Lenovo announced collaborations with Meta and NVIDIA to enhance its AI offerings globally. The partnership with Meta includes integrating the Llama 3.1 into Lenovo’s AI Now personal assistant for PCs. Lenovo’s collaboration with NVIDIA has led to the development of the Hybrid AI Advantage platform, designed to accelerate AI innovation across various industries. (SCMP)
Alibaba introduced an AI-powered translation tool, named Marco, that it claims surpasses the capabilities of Google and ChatGPT. This tool is designed to provide more accurate and contextually relevant translations. (CNBC)
Trending Research
Hallo2: Long-Duration and High-Resolution Audio-driven Portrait Image Animation
Recent advancements in latent diffusion models have enhanced portrait image animation. Building on this, Hallo2 introduces capabilities for generating 4K resolution videos up to an hour long. It employs techniques like patch-drop augmentation with Gaussian noise to maintain visual consistency over extended durations and incorporates semantic textual labels for improved expression control.
MixCon: A Hybrid Architecture for Efficient and Adaptive Sequence Modeling
MixCon is a hybrid architecture for efficient sequence modeling, integrating Transformers, Conba, and Mixture of Experts (MoE). It excels at capturing long-range dependencies with high throughput, low memory usage, and robust adaptability. It achieves 4.5x higher throughput than Mixtral and 1.5x than Jamba on long sequences and surpasses benchmarks in natural language processing tasks.

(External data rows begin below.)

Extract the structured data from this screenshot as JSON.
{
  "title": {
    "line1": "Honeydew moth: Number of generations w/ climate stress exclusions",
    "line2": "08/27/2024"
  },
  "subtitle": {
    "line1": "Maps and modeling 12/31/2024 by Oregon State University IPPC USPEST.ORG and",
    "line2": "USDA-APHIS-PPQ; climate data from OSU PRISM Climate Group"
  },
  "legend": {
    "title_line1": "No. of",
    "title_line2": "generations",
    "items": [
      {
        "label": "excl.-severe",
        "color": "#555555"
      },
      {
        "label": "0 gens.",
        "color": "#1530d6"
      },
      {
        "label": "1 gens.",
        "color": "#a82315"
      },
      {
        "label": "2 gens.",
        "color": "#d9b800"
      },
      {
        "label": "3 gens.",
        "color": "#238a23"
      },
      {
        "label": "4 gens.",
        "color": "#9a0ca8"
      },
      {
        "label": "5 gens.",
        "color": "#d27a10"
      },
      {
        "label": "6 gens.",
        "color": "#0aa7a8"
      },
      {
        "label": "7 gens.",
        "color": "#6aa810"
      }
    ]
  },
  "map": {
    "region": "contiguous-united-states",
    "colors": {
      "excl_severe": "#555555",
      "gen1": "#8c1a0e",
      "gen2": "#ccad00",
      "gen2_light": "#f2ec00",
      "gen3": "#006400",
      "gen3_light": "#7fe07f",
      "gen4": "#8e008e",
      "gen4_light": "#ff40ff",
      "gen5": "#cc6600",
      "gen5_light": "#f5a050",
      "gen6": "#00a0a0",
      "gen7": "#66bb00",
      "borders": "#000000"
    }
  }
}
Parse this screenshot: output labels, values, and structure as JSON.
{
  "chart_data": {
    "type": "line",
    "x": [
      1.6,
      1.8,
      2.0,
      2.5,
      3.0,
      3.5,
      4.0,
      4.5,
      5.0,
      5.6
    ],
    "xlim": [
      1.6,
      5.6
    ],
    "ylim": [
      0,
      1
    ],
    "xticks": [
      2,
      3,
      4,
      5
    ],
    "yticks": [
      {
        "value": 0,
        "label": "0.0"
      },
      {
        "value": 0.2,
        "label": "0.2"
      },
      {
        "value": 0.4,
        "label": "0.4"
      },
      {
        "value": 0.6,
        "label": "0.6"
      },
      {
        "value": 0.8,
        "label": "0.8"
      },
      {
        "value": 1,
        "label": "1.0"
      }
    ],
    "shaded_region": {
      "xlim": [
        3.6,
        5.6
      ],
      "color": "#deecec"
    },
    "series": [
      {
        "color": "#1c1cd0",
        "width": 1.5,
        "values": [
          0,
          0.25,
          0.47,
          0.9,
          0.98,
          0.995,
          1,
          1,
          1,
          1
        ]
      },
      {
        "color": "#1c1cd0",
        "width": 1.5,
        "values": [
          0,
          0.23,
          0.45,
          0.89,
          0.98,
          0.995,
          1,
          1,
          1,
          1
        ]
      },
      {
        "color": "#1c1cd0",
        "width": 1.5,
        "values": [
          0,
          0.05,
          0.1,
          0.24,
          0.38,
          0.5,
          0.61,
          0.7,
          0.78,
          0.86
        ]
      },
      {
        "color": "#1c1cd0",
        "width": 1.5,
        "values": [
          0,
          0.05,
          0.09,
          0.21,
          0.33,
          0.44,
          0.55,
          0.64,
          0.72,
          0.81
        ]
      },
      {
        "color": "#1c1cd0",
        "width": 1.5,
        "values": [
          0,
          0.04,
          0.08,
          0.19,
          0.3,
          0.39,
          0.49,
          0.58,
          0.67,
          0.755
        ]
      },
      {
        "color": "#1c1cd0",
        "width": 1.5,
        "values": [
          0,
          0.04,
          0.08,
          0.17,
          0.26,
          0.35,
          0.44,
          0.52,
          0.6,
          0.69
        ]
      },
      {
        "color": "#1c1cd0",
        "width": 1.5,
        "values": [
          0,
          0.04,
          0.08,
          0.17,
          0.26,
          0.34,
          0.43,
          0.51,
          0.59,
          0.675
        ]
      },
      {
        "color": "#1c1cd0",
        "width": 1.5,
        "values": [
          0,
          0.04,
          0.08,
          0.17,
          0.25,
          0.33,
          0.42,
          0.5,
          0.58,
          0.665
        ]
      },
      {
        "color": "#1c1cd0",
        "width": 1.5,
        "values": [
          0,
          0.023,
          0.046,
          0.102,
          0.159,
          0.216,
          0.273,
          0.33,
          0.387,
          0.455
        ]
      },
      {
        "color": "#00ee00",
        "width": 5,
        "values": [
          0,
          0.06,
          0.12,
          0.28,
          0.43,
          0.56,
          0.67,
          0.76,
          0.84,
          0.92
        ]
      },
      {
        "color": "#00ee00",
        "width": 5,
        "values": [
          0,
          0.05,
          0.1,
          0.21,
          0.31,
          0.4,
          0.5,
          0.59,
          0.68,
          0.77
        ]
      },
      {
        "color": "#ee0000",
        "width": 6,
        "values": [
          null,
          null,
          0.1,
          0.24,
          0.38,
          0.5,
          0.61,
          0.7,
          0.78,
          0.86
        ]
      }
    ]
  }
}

Baichuan-Omni Technical Report
Baichuan-Omni is an open-source 7B Multimodal LLM that integrates text, images, video, and audio. It employs a two-stage training process with multimodal alignment and fine-tuning. Baichuan-Omni achieves SOTA results in language understanding (72.2% on CMMLU), visual comprehension (74.3% on TextVQA), video understanding (60.9% on MVBench), and audio processing (6.9% WER). It surpasses previous models like VITA by 4% on average, setting a new standard for open-source multimodal models.